Concerning the last two pontificates of Pope Benedict XVI and Pope Francis, they have not offered any ground-breaking teaching on the subject but rather numerous symbolic actions. Indeed, on various occasions, Pope Benedict XVI had confirmed the need for continuing good relations with the religions. But there were instances when the pope trying to engage in dialogue was misinterpreted and misunderstood. One such case was the meeting with the representatives of science at the University of Regensburg („anti-Qur’anic citations”). Generally, however, the pope’s stand on the other religions and interreligious dialogue had been along the lines of the Second Vatican Council and certainly in the spirit of the Declaration Dominus Iesus which addresses the danger of religious relativism in Catholic theology[87].
With respect to Pope Francis, his pontificate is still „new” in a sense, but on various occasions the pope has emphasized great importance of genuine, friendly contacts among religions which should serve unity and peace in the world divided by conflict and war. Pope Francis especially stressed significance of good relations with Islam, firstly to eradicate religious fundamentalism that fuels the ideology of ISIS, Boko Haram, and other terrorist organizations; and secondly to protect Christians facing persecutions from radical Muslims. His numerous interfaith trips and meetings with religious leaders in Vatican and abroad are the best examples of the Church’s openness to religions and to practical dialogue.

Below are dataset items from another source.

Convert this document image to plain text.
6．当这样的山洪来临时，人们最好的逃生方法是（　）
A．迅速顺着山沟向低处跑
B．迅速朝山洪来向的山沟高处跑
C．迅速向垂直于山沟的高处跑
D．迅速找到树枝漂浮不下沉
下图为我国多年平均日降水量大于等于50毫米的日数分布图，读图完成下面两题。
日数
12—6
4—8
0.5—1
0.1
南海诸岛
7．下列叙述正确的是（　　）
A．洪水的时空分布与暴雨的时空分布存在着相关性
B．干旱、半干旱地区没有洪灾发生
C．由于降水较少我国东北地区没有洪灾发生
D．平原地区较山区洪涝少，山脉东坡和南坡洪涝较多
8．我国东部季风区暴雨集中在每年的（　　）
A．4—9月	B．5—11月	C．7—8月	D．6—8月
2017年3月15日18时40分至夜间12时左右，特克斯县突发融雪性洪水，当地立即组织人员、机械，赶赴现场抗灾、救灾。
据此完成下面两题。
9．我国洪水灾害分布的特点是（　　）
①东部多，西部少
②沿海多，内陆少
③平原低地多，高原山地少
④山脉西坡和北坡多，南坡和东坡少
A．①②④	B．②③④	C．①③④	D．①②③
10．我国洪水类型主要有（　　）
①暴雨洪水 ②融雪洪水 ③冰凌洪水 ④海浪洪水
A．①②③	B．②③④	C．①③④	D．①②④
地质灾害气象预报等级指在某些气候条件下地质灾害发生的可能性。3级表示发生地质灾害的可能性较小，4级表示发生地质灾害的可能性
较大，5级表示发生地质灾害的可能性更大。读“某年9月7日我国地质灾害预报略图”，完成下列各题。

7. The inclusivist approach to religions in recent theology
On the basis of openness towards other religions made by Karl Rahner, the Second Vatican Council and Pope John Paul II, a number of Catholic theologians belonging to the inclusivist school decided to go beyond the Christian traditional view of religions and dialogue with them. Their new concepts are expressed in an entirely different language to that of „fulfilment”, namely a language of dialogue, witness and relationship[88].
One of the theologians who began to shape this inclusivist position is Hans Küng and his concept of the „historical” Jesus. Küng’s position on the religions is expressed mainly in his work entitled On being a Christian (1977). In his early theological career, Küng already advocated the need for a more positive Christian attitude towards other religions. He believes that those religions give testimony to the conviction that God exists and that they have the capacity to respond to questions which God’s existence generates. Attempting to answer the Christological question in the theology of religions, Küng begins neither from presupposition of the reality of God nor from the incarnation of the Word. The basis for his Christology becomes the history of Jesus which ultimately leads to the recognition of Jesus’ divinity[89].
The main claim of Küng’s concept is that it is possible to know Jesus’ way of life and his self-awareness historically. He wrote: „We know incomparably more that is historically certain about Jesus of Nazareth than we do about the great founders of the Asian religions”[90]. Although Küng does not deny the significant role of the other religious founders in leading their followers to God, he argues that because of the historical knowledge of Jesus, Jesus Christ is superior to any other founder. And because of the peculiarity and the singularity of Christianity, Jesus Christ is definitive and decisive for our relationship with God and for our relationship with others including the other believers[91].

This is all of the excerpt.